Com o arremedo de reforma administrativa apresentado pelo governo, o estelionato eleitoral perpetrado pelo presidente Jair Bolsonaro é maior até do que o cometido por Dilma Rousseff. Enquanto as antinomias dilmescas ficaram mais ou menos restritas à economia, as do capitão reformado dizem respeito a praticamente todos os eixos de sua campanha. Ele, afinal, renegou as três bandeiras que o elegeram: o rompimento com a velha política, a luta contra a corrupção e a reforma liberal do Estado.
A diferença é que as mentiras eleitorais da petista ficaram escancaradas poucas semanas depois do pleito, já as do militar foram aparecendo aos poucos, diluídas em um ano e meio de administração.
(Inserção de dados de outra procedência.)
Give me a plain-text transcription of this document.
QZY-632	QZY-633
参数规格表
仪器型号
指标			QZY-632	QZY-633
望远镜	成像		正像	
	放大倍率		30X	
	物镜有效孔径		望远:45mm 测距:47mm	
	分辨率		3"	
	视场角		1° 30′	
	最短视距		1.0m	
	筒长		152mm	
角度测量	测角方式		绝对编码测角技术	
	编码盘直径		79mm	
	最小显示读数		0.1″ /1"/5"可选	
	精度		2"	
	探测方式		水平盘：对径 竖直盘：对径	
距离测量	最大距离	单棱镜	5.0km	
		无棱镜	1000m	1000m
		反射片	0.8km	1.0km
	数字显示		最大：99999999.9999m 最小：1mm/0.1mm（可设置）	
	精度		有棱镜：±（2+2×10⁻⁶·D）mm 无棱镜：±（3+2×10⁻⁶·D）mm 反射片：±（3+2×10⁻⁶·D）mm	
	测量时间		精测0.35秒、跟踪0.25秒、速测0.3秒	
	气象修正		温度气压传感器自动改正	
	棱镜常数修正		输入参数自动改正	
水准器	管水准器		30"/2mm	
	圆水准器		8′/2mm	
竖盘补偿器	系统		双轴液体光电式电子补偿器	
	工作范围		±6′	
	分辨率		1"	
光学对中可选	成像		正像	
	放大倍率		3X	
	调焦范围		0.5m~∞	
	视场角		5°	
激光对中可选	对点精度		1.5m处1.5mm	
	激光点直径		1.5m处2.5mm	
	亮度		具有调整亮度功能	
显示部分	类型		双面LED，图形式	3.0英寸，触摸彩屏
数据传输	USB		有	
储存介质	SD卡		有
E, quando as coisas acontecem paulatinamente, as pessoas se acostumam com tudo, até com a sideral cifra de mil mortos por dia registrada no auge da epidemia de Covid-19, outro fracasso da atual gestão.
Também relevante para a popularidade é que, enquanto Dilma presidiu a uma transição da bonança para a recessão, Bolsonaro assumiu o comando já numa situação de penúria e não foi capaz de promover um crescimento perceptível. O primeiro quadro, mas não o segundo, leva a um sentimento de perda que não raro resulta em revolta contra o governante.
É aqui que nos deparamos com o que pode ser uma armadilha para Bolsonaro. O Brasil foi eficaz —alguns diriam pródigo— em promover um programa emergencial de renda para as famílias, que evitou a explosão social nas quarentenas. Mas não foi tão bem na ajuda às empresas, muitas das quais, especialmente as pequenas, não sobreviverão. E, se não houver postos de trabalho para assegurar renda à população depois que o auxílio emergencial acabar, poderemos ter problemas sérios, com grande potencial de impacto sobre a popularidade presidencial. A inflação de alimentos, outro fator conhecido de revolta, que já dá as caras, tampouco ajuda Bolsonaro.